Eine Warnung kam bereits vor über zwei Jahren in einem brisanten Papier...

Im Sommer 2017 wendet sich eine ganze Allianz an Organisationen mit Sorge an die Öffentlichkeit und die sächsische Landesregierung. In einem offenen Schreiben melden sich damals die Landjugend, die AG Jugendfreizeitstätten (AGJF), das Kulturbüro und die "Mobile Jugendarbeit" Sachsens zu Wort.

Das Schreiben, ihr "Policy Paper", liest sich wie ein dystopischer Roman. Groß aufgegriffen wird das Dokument nach Erscheinen allerdings nicht. Zwei Jahre später beschreibt es die Situation perfekt, die der AfD so viele junge Wählerstimmen verschaffte:

  • Von "Unterwanderungsversuchen der Jugendarbeit" durch die Neonazi-Szene ist da die Rede, die es so nicht einmal in den 90er Jahren gegeben habe.
  • "Hinzu kommen Bestrebungen an Standorten, öffentlich geförderte 'nationale Jugendarbeit' aufzubauen", schreiben die Verfasser.
  • Die passenden Zahlen liefert der "Sachsen Monitor" aus dem Jahr 2016: Dort gab die Gruppe der 18- bis 29-Jährigen mit großem Abstand das Thema "Asylpolitik/zu viele Ausländer/Überfremdung" als wichtigstes Problem in Sachsen an. Dabei beträgt der Anteil an Ausländern dort gerade einmal 4,9 Prozent und ist damit viel kleiner als im Rest der Republik. Dennoch stimmten 32 Prozent der jungen Leute der Aussage zu, dass es in ihrer Wohnumgebung ein "gefährliches Maß an Überfremdung" gebe.
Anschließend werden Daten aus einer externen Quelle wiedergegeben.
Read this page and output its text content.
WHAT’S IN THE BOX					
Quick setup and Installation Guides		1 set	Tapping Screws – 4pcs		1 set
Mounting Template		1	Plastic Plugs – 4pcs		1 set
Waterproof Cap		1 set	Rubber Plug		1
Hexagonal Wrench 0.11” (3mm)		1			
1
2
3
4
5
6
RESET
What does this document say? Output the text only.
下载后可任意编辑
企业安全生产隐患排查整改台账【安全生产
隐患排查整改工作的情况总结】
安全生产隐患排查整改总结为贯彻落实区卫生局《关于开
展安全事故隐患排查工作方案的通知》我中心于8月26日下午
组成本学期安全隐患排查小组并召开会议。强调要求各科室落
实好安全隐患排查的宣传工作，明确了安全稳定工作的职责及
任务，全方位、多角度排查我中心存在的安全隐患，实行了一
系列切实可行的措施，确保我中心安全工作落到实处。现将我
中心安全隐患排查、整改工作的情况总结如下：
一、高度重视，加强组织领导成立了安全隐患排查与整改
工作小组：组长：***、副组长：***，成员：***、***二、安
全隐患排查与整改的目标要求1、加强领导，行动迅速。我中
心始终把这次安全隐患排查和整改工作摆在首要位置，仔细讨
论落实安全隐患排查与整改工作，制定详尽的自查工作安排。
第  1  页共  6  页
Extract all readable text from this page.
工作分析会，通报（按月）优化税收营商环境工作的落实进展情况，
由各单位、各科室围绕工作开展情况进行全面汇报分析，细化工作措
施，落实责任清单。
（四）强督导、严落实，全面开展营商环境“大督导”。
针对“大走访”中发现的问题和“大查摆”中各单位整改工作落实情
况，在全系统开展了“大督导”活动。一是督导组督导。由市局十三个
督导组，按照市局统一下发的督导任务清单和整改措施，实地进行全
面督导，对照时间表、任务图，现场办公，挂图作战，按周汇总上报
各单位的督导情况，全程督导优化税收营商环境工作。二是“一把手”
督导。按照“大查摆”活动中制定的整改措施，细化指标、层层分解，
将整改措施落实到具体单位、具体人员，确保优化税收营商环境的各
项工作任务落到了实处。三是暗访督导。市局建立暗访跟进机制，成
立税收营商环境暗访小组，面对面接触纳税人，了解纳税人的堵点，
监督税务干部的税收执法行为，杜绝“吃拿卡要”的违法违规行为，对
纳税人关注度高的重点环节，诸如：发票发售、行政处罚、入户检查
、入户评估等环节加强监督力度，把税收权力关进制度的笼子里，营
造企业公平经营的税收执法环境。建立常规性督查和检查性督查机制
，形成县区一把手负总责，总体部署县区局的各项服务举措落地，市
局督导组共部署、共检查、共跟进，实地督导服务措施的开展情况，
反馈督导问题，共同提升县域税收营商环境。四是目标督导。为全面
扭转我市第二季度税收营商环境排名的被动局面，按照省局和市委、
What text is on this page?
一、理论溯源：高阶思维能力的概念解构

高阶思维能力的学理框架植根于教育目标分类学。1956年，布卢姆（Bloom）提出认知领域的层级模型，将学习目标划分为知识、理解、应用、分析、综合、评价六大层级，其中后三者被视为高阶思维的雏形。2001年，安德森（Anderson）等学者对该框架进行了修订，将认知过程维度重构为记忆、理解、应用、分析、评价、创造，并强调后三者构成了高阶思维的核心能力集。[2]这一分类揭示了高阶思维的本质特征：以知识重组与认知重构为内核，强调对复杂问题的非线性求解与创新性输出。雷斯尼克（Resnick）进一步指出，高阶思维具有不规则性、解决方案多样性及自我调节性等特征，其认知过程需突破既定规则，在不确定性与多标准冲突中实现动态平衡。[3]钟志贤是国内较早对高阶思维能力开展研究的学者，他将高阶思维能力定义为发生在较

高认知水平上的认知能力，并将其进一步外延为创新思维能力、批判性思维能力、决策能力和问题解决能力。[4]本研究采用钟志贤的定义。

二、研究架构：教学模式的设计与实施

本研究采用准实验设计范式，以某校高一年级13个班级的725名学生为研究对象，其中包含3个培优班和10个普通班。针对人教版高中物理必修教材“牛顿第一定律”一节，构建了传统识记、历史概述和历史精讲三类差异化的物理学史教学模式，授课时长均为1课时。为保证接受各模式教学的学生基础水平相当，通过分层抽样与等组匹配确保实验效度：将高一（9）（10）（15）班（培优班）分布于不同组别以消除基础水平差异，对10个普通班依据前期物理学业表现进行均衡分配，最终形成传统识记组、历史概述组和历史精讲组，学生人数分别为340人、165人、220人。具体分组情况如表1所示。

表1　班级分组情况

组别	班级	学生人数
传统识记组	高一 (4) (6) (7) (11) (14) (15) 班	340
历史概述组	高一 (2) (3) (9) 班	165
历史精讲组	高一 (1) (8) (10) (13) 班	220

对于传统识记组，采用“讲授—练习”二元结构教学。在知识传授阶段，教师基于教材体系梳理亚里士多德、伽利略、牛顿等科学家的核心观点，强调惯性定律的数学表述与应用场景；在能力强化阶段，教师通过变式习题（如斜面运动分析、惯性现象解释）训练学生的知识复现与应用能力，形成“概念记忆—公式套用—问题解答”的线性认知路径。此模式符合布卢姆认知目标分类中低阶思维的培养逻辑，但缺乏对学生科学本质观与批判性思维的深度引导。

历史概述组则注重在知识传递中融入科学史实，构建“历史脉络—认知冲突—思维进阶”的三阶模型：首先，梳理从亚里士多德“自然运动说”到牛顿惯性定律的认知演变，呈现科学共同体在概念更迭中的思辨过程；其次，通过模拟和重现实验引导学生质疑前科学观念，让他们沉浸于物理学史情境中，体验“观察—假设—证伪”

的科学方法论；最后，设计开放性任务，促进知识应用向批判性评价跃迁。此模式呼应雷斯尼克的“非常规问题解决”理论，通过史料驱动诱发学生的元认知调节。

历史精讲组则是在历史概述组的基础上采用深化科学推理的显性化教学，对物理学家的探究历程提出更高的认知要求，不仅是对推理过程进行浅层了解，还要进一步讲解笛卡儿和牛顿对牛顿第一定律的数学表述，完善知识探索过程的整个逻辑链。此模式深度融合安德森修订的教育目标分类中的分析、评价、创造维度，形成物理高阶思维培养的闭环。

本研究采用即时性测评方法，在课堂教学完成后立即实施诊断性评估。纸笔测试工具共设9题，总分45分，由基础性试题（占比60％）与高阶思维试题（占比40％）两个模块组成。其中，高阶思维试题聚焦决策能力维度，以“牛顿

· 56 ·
Jetzt, nach den Wahlen, scheint klar: Diese Xenophobie junger Menschen hat offenbar mit der AfD ein Sprachrohr gefunden. Bei den Wahlberechtigten unter 30 Jahren holten die "Alternativen" laut der "Forschungsgruppe Wahlen" ganze 22 Prozent der Stimmen. Auch die U18-Sächsinnen und Sachsen, die noch gar nicht wählen dürfen, würden zu 16 Prozent AfD wählen. In dieser Altersgruppe wäre sie zweitstärkste Kraft hinter den Grünen. "Ich koordiniere seit 2010 das Projekt U18-Wahlen und wir sehen diesen Trend hin zur AfD unter Jugendlichen schon lange", sagt Andreas Borchert.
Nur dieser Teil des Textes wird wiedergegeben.